We are used, historically, to the idea that people from
different countries, especially those with sharply contrasting cultures, will
want to murder us. We don’t even bother to think of it as wrong. But those who
murder or mutilate their own children are in quite a different category. In
general those who slice off their daughter’s clitoris, sew up her vulva, or
murder her for ‘company-keeping’ as Doucie Davie Deans calls it in the Heart of
Midlothian, do so because they believe that what they are doing is right. There
is no point trying to explain why we believe these things are wrong. We
can only insist that they are wrong, act in consequence, and wait for
the idea to be slowly accepted. Those who are closest to us, in other words,
must be morally assimilated. That is, after all, who concepts of morality have
always changed.
2 comments:
Thus religion offers much more stable ideas of right and wrong than normal social exchange
Depends on which religion it is of course.
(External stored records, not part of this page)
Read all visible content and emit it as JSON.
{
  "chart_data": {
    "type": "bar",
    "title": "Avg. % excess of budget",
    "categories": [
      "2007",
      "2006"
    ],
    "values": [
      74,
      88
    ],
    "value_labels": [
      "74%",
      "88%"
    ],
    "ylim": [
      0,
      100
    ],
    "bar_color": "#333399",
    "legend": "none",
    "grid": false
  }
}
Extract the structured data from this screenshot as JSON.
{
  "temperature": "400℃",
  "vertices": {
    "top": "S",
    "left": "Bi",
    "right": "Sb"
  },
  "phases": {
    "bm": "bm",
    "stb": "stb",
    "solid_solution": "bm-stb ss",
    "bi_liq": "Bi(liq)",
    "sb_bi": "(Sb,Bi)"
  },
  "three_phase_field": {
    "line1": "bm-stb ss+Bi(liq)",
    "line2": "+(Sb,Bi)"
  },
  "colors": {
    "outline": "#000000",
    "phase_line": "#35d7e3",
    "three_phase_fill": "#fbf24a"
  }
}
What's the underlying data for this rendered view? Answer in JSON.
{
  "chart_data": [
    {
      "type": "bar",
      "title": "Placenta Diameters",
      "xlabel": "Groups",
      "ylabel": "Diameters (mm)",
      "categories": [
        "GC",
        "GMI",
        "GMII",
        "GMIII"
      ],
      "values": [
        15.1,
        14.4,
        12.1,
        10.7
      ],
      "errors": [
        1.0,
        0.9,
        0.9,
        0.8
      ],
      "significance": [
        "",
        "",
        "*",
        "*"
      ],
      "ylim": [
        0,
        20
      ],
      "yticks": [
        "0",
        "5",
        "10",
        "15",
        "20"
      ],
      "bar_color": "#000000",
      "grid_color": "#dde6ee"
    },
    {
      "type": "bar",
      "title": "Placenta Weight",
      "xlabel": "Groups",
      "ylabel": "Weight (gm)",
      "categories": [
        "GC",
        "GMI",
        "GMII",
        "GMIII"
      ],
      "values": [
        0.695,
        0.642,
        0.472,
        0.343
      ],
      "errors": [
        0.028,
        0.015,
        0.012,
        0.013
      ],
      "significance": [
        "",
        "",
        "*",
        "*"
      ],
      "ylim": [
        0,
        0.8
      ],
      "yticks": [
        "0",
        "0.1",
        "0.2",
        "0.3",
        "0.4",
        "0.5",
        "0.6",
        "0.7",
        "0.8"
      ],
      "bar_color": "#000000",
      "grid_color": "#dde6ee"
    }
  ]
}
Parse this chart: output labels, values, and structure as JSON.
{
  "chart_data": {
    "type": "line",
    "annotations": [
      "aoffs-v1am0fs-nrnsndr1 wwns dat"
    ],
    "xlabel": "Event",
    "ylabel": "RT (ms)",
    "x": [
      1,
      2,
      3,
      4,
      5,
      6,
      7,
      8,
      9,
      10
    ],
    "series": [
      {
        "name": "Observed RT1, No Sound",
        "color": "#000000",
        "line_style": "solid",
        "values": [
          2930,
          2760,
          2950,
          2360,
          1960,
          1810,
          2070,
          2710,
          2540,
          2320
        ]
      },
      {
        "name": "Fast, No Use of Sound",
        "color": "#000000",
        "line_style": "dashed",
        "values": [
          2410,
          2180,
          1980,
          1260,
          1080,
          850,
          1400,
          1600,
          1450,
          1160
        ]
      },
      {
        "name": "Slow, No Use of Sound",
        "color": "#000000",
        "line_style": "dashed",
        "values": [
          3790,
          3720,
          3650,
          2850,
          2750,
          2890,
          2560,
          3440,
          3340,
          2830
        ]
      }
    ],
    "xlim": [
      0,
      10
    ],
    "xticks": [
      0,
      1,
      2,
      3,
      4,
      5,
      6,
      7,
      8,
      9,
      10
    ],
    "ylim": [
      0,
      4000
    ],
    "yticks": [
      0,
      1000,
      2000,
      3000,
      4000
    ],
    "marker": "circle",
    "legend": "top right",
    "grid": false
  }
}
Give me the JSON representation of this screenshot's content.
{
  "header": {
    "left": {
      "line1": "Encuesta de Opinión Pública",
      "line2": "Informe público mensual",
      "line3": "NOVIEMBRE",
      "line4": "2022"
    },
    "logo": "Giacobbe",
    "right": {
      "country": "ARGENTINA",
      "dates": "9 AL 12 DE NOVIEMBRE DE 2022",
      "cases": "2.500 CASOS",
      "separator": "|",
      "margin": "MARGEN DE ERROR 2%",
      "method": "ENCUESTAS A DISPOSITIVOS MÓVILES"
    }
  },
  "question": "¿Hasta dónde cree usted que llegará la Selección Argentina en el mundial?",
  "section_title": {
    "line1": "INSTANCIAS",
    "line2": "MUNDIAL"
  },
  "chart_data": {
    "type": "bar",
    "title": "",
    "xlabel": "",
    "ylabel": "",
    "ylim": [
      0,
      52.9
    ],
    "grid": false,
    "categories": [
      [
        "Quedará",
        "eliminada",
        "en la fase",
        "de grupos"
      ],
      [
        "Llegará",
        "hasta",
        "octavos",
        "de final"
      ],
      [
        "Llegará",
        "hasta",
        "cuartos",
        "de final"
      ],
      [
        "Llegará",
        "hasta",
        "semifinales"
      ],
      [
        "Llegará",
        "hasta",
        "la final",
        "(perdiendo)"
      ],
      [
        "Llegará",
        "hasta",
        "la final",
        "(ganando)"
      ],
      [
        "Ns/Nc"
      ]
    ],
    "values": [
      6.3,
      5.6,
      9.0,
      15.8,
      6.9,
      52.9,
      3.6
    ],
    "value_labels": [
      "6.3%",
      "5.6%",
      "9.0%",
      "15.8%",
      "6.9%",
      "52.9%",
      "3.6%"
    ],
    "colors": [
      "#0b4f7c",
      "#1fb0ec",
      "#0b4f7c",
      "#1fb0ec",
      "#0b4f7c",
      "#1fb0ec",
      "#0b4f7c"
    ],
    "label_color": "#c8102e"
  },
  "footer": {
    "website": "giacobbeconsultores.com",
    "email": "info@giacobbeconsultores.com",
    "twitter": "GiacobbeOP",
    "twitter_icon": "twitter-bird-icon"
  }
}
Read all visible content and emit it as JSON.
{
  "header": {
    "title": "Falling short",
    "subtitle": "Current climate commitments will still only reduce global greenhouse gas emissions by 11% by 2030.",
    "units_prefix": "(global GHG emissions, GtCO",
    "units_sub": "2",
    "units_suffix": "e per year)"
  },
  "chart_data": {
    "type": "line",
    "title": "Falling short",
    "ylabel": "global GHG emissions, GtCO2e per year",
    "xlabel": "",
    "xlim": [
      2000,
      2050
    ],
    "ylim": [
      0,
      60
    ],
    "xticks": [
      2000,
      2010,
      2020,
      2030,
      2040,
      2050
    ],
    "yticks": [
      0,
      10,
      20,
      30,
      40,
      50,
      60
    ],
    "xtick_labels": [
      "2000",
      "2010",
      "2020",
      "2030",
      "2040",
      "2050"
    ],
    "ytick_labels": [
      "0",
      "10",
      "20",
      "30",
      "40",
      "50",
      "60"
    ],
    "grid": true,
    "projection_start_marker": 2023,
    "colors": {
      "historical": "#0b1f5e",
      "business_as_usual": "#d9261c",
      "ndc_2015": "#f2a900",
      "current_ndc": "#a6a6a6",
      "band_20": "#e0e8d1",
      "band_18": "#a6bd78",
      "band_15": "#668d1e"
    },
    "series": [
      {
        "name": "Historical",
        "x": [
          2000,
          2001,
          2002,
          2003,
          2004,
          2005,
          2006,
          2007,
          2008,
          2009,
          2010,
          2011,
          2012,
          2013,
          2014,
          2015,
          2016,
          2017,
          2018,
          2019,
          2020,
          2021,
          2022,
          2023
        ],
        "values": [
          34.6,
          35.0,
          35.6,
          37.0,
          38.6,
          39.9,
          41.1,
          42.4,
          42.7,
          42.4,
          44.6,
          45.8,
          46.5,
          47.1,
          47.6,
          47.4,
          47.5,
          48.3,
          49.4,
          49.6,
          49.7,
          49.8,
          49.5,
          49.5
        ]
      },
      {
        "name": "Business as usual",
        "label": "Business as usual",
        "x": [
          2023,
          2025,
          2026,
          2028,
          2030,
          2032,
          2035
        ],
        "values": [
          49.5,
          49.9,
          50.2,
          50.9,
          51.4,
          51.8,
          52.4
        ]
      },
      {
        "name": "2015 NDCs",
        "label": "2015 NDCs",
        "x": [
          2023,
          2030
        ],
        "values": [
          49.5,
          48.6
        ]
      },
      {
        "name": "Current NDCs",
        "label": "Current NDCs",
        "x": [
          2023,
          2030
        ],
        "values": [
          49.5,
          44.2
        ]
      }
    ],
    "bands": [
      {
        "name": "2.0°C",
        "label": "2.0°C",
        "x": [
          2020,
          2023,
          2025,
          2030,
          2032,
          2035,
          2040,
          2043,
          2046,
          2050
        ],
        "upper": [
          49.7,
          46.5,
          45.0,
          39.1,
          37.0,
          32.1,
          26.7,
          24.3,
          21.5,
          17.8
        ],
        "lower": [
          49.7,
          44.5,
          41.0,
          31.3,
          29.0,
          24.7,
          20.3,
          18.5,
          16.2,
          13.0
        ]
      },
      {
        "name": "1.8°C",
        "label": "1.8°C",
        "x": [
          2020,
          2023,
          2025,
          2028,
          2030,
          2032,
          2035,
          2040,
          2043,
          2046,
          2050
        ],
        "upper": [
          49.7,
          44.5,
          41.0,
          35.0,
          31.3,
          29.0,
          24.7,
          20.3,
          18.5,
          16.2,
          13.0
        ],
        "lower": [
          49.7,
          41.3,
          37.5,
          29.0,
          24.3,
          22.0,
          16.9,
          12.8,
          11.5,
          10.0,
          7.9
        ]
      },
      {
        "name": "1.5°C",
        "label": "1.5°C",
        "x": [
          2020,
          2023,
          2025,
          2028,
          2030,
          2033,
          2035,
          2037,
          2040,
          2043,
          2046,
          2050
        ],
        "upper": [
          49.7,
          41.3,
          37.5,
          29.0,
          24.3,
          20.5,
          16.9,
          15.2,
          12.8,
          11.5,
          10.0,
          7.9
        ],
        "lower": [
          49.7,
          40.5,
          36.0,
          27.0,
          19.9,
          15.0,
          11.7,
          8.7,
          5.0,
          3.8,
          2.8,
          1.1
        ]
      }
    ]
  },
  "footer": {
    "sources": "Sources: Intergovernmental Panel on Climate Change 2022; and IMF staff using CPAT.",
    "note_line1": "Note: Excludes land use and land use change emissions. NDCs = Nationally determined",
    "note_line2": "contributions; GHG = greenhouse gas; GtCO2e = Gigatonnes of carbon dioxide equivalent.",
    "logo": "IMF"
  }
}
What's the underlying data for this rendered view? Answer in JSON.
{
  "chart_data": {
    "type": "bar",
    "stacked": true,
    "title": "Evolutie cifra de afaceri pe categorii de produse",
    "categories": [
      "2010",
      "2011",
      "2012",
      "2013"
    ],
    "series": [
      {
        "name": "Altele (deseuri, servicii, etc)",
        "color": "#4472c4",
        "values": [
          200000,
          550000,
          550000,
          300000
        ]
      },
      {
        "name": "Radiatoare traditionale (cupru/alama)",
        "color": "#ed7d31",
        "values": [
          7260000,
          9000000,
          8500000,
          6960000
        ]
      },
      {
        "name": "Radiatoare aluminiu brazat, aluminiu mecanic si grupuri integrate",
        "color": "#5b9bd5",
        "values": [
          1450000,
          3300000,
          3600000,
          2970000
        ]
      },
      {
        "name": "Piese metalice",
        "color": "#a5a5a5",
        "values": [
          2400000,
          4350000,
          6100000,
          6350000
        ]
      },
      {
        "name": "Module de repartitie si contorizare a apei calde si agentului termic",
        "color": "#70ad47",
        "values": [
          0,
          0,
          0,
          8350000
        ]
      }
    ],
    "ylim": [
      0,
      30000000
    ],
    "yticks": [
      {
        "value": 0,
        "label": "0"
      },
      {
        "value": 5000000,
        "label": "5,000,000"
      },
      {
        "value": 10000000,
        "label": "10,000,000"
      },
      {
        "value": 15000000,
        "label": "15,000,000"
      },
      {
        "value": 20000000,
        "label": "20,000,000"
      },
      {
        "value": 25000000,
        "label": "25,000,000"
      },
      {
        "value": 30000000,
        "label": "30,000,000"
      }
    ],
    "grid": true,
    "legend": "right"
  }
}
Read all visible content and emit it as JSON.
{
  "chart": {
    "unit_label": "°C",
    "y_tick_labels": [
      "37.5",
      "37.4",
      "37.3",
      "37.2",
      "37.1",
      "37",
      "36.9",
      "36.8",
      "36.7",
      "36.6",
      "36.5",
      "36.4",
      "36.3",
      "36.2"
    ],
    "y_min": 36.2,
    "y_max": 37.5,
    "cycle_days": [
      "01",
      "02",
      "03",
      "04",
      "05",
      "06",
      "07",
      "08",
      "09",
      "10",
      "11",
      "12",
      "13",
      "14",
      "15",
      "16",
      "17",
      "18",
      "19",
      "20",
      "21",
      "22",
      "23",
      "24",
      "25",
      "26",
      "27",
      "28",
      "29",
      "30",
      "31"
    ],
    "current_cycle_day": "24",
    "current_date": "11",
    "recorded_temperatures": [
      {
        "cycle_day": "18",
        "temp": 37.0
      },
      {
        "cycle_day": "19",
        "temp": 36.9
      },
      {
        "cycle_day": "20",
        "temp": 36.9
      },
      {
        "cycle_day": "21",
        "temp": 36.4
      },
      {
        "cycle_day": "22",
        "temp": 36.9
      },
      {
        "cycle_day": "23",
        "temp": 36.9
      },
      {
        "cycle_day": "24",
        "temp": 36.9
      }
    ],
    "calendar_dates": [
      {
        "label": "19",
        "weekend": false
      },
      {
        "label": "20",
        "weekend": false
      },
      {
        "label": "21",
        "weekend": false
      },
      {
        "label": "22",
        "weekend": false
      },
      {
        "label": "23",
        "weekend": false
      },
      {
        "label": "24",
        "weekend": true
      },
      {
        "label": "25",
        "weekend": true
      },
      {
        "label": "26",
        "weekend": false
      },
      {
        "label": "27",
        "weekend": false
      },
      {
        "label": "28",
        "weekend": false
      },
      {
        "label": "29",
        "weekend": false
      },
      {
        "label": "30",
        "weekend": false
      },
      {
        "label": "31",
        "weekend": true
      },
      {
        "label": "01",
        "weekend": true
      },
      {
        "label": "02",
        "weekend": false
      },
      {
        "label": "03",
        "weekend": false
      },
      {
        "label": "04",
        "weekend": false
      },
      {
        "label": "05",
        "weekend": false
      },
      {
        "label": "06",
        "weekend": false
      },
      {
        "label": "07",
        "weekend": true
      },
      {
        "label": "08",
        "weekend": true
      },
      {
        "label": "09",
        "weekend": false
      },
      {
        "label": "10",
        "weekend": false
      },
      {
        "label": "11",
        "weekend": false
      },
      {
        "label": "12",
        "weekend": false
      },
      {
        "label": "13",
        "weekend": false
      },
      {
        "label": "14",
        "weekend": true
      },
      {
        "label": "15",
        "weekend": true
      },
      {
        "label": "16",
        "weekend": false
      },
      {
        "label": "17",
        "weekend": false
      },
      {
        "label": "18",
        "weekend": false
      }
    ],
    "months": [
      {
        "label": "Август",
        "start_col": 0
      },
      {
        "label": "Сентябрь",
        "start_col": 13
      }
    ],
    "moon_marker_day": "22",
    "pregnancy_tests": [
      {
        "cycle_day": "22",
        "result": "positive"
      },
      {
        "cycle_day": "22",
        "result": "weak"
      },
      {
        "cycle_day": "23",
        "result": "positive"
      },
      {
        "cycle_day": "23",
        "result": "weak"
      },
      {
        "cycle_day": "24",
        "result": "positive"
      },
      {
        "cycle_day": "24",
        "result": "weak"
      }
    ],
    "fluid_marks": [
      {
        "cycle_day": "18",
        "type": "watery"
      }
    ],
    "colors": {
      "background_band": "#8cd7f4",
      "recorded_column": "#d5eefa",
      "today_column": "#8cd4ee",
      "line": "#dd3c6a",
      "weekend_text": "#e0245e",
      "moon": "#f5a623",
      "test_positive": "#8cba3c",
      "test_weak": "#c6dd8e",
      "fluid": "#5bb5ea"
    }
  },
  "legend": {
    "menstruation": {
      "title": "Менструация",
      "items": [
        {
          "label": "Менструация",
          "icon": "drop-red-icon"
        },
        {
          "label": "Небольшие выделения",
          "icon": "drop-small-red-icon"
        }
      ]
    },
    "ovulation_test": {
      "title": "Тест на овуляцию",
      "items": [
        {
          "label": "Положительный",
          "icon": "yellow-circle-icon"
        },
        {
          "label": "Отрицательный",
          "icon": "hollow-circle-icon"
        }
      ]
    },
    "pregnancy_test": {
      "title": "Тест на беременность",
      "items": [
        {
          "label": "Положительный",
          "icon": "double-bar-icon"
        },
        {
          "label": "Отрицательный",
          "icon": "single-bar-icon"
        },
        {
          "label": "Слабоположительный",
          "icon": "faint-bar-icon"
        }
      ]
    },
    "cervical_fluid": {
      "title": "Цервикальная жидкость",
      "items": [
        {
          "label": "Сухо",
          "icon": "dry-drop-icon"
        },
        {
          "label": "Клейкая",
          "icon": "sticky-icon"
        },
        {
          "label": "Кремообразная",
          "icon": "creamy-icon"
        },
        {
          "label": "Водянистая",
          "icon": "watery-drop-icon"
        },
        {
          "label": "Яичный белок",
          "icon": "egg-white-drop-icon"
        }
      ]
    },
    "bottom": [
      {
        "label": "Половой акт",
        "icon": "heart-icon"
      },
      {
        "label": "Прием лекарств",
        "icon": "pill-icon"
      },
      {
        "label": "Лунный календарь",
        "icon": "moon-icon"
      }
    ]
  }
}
Yes, it usually does. I think that's one of the reasosn for its existence, and one of its continued attractions. Other than conviction from personal enquiry, which is very hard or impossible for most people to reach, absolute authority is the best place to get our notions of right and wrong. We like certainty in this things, and there is no authority more absolute than God.
That doesn't mean what we believe is right, of course.